La Fiscalía General de la Nación citó para el próximo 9 de junio al cantante de música urbana Stiven Mesa Londoño, conocido artísticamente como Blessd, a una audiencia de imputación de cargos dentro de una investigación por el presunto delito de secuestro extorsivo agravado.
La diligencia judicial también cobija a Santiago Jaramillo Morán, conocido en el medio artístico como “Dímelo Jara” y mánager del cantante; Laura Moreno Restrepo y Julián David Giraldo Arboleda. En el mismo proceso, el ente acusador solicitará ante un juez de control de garantías la imposición de una medida de aseguramiento en centro carcelario.
La información fue revelada por el abogado de Andrés Felipe Sánchez, quien denunció al artista por hechos que, según su versión, ocurrieron en Medellín el 1 de junio de 2022.

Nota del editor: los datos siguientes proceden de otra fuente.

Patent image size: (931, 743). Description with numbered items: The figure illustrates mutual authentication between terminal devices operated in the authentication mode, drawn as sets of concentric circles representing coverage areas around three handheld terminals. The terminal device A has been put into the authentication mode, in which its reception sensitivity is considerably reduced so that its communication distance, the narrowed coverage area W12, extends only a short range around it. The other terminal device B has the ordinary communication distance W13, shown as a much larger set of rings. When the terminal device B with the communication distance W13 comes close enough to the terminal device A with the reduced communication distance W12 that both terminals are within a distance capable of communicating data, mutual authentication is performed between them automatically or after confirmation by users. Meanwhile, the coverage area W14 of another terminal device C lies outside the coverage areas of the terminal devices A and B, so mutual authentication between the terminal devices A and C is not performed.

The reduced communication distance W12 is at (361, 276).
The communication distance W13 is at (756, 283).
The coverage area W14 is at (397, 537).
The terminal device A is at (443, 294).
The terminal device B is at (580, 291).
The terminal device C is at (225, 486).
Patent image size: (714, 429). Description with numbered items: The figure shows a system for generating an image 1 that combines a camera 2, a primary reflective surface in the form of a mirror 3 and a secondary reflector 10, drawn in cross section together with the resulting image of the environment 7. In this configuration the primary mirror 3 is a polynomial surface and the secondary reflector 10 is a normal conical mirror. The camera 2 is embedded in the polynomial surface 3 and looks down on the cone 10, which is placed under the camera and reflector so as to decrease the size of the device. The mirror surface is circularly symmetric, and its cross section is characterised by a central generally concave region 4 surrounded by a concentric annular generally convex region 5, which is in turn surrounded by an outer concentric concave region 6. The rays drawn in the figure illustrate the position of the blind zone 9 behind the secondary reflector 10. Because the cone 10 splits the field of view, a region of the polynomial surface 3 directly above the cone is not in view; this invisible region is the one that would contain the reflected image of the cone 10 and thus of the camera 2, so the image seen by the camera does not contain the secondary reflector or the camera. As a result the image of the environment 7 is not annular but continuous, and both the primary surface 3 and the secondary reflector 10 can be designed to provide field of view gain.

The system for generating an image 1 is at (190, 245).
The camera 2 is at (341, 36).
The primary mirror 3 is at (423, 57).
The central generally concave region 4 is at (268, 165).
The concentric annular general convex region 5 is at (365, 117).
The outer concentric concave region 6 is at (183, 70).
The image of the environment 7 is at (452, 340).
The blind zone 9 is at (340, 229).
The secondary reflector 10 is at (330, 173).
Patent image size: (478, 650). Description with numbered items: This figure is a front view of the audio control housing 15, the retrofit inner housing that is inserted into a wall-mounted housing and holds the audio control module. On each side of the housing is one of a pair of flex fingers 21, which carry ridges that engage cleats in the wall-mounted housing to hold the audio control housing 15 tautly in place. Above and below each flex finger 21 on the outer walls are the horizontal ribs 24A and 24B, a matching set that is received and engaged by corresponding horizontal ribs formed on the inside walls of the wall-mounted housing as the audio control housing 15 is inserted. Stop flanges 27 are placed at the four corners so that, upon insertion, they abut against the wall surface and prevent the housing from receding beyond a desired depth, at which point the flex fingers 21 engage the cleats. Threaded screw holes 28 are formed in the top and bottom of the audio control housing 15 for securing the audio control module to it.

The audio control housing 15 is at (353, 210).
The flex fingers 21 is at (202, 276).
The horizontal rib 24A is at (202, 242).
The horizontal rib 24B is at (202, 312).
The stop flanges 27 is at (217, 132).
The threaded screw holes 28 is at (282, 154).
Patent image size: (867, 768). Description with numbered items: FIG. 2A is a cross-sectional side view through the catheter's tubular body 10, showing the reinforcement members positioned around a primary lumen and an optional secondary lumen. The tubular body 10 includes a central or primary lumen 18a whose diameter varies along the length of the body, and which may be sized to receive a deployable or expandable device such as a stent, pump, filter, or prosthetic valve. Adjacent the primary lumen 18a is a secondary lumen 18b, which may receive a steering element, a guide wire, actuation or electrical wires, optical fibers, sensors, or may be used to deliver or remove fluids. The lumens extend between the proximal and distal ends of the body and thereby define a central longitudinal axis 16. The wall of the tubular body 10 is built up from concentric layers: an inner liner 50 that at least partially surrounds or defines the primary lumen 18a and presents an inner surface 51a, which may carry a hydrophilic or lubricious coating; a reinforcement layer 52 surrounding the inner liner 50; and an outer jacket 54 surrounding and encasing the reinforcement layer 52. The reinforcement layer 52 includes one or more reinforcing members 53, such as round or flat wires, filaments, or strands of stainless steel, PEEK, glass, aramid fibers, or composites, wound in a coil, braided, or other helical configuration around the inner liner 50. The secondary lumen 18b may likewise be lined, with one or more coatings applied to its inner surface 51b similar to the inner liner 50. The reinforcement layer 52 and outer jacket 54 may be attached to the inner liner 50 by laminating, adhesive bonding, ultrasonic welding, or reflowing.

De acuerdo con la denuncia presentada ante la Fiscalía el 6 de junio de ese año, Sánchez, conocido en el ámbito artístico como “Yo Me Llamo Ozuna” por su participación en el reconocido programa de televisión, fue citado a una reunión en un estudio de grabación ubicado en el barrio El Poblado de Medellín.
El denunciante afirmó que inicialmente consideró que se trataba de un encuentro amistoso, sin embargo, aseguró que el ambiente cambió durante la reunión y que comenzó a ser presionado por promover presentaciones de Jefferson Sánchez, un artista que realizaba imitaciones del cantante urbano.
Según el relato entregado a las autoridades, el encuentro fue convocado por Santiago Jaramillo, quien se desempeñaba como mánager de Blessd. Sánchez manifestó que asistió acompañado de un artista al que representaba y que interpretaba al reguetonero en diferentes escenarios del país.
La denuncia sostiene que durante la reunión fue intimidado y obligado a firmar un documento mediante el cual se comprometía a no explotar comercialmente la imagen o la marca asociada al artista. Asimismo, aseguró que fue cuestionado por la realización de espectáculos remunerados y por una gira internacional que se encontraba en preparación con el imitador.
“Me dicen que tenía que firmar un contrato, que no podía volver a hacer shows imitando a Blessd el original, que debía firmar ese contrato ya o me iban a embalar”, señaló Sánchez en su declaración ante las autoridades.
El denunciante también afirmó que cuando intentó grabar un audio con su teléfono celular, Santiago Jaramillo le exigió entregarlo y presuntamente lo agredió físicamente.
La denuncia involucra además a Daniel Velásquez, otro integrante del equipo cercano al artista. Según Sánchez, durante la reunión este hombre habría sacado un arma de fuego para intimidarlo y posteriormente le habría advertido que podría ser asesinado si no firmaba el documento que le exigían.
Uno de los aspectos más delicados del caso tiene que ver con una supuesta conversación telefónica que, según el denunciante, sostuvo con Blessd durante el encuentro. Sánchez aseguró que el cantante le manifestó que conocía sus movimientos, sabía dónde vivía y le recomendó obedecer las instrucciones de las personas presentes en la oficina.
De acuerdo con la denuncia, al negarse a firmar el contrato, Sánchez permaneció retenido contra su voluntad durante varias horas. También aseguró que le fue impedido comunicarse libremente con terceros y que tuvo que entregar su celular cuando intentó contactar a un amigo integrante de la Policía.
Posteriormente, relató que fue acompañado hasta el parqueadero donde se encontraba su vehículo mientras esperaba la llegada de un cuadrante policial. Según su versión, logró abandonar el lugar y refugiarse en la vivienda de una amiga. Más tarde recuperó su automóvil con acompañamiento de uniformados.
Como consecuencia de los hechos denunciados, Sánchez afirmó que suspendió la promoción artística del imitador de Blessd, canceló compromisos comerciales y devolvió anticipos económicos recibidos por varias presentaciones.
Además, aseguró que tiempo después recibió el contrato que le habían solicitado firmar. Según indicó, el documento contenía cláusulas de confidencialidad y disposiciones que, presuntamente, le impedían iniciar acciones legales, civiles o penales relacionadas con lo ocurrido.
Tras varios años de investigación, la Fiscalía expondrá ante un juez los elementos probatorios recopilados dentro del proceso. En la audiencia de imputación se definirá la situación jurídica de los implicados y se estudiará la solicitud de medida de aseguramiento presentada por el ente investigador.